Thoughts from you on this topic?  I know there are at least two “marketing mix” folks on the feed…

One (Customer) Number

Friday, August 24th, 2007

Ron’s post Why Do Marketer’s Test? reminded me of an incident that keeps repeating itself. 

The presentation I do as part of the Web Analytics BaseCamp includes a section on the importance of measuring marketing success at the customer level as opposed to the campaign level.  Then I get this question: “If you were to measure just “one customer number” what would that be? 

Putting aside all the reasons why measuring one customer metric is a faulty approach for the moment, I reply “Percent Active”, meaning:

What percent of customers have initiated some kind of transaction with you in the past 12 months, or 24 months if you are highly seasonal?  Higher percentage is better.

Initiated being the key concept.  Just because someone is “balance active” or is receiving a statement doesn’t mean they are “Active”, or if you prefer, “Engaged”.  And for some businesses, for example utilities or help desks, a lower percentage will be better – the lower the percentage of customers who have initiated a trouble call or a billing problem, the better.  “Transaction” can be most anything, define it for your business – what generates profit or cost for you?  That’s a good place to start, among other things like inquiries and so forth.  Adjust for your business, keep it simple. 
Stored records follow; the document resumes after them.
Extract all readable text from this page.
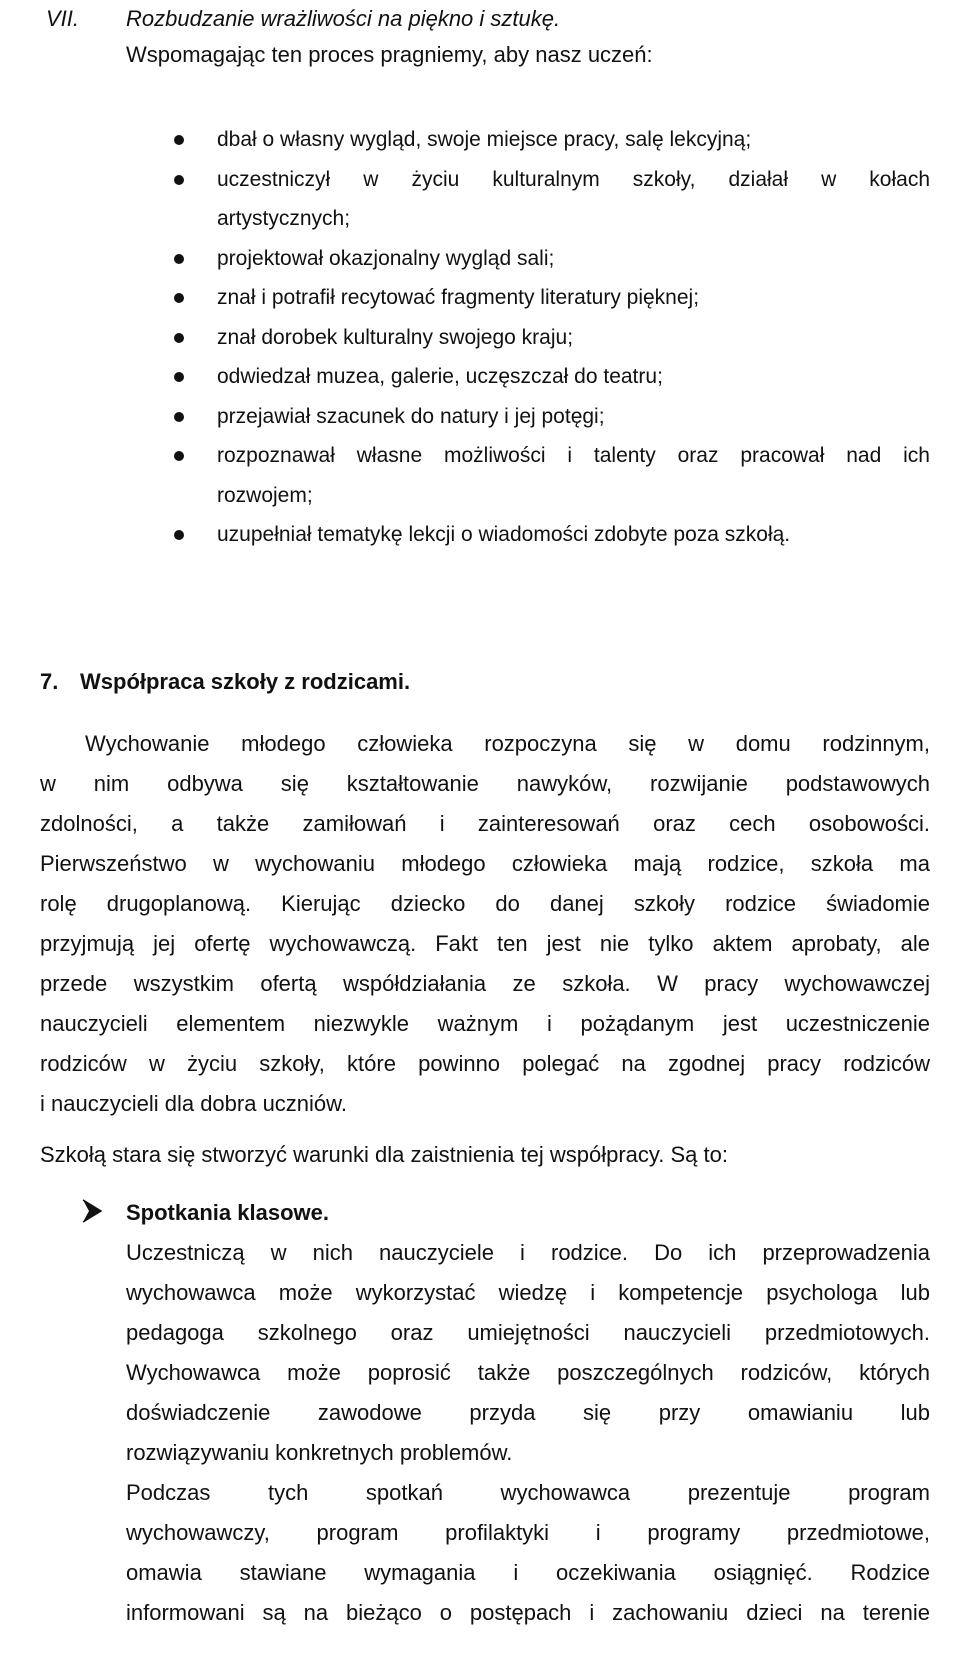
VII. Rozbudzanie wrażliwości na piękno i sztukę.
Wspomagając ten proces pragniemy, aby nasz uczeń:
dbał o własny wygląd, swoje miejsce pracy, salę lekcyjną;
uczestniczył w życiu kulturalnym szkoły, działał w kołach
artystycznych;
projektował okazjonalny wygląd sali;
znał i potrafił recytować fragmenty literatury pięknej;
znał dorobek kulturalny swojego kraju;
odwiedzał muzea, galerie, uczęszczał do teatru;
przejawiał szacunek do natury i jej potęgi;
rozpoznawał własne możliwości i talenty oraz pracował nad ich
rozwojem;
uzupełniał tematykę lekcji o wiadomości zdobyte poza szkołą.
7. Współpraca szkoły z rodzicami.
Wychowanie młodego człowieka rozpoczyna się w domu rodzinnym,
w nim odbywa się kształtowanie nawyków, rozwijanie podstawowych
zdolności, a także zamiłowań i zainteresowań oraz cech osobowości.
Pierwszeństwo w wychowaniu młodego człowieka mają rodzice, szkoła ma
rolę drugoplanową. Kierując dziecko do danej szkoły rodzice świadomie
przyjmują jej ofertę wychowawczą. Fakt ten jest nie tylko aktem aprobaty, ale
przede wszystkim ofertą współdziałania ze szkoła. W pracy wychowawczej
nauczycieli elementem niezwykle ważnym i pożądanym jest uczestniczenie
rodziców w życiu szkoły, które powinno polegać na zgodnej pracy rodziców
i nauczycieli dla dobra uczniów.
Szkołą stara się stworzyć warunki dla zaistnienia tej współpracy. Są to:
Spotkania klasowe.
Uczestniczą w nich nauczyciele i rodzice. Do ich przeprowadzenia
wychowawca może wykorzystać wiedzę i kompetencje psychologa lub
pedagoga szkolnego oraz umiejętności nauczycieli przedmiotowych.
Wychowawca może poprosić także poszczególnych rodziców, których
doświadczenie zawodowe przyda się przy omawianiu lub
rozwiązywaniu konkretnych problemów.
Podczas tych spotkań wychowawca prezentuje program
wychowawczy, program profilaktyki i programy przedmiotowe,
omawia stawiane wymagania i oczekiwania osiągnięć. Rodzice
informowani są na bieżąco o postępach i zachowaniu dzieci na terenie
If you don’t sell anything, consider shortening the 12 month window.  If you are a highly interactive business and depend on that interactivity as a business model (MySpace, Facebook) consider using 3 months.

It is truly amazing to me how many folks don’t know what this number is for their business.  And often, truly shocking to them when they find out what the number is.  I have seen their faces.

This number is so simple to calculate and track, and simple to measure success against, why don’t people have it?  It’s a very powerful predictor of the future health of a business.  It’s like a searchlight showing you the way, giving you the head’s up when things are not right in customer land.  All this crap about being customer centric and not one number to fly by, it’s really pretty sad.

All I can conclude is folks simply don’t want to know what the number is.  Am I wrong? 

Why don’t you know this number for your business, or why doesn’t your boss care about this number?  I want to hear all the excuses and have a list of them right here so we can refer to them in the future!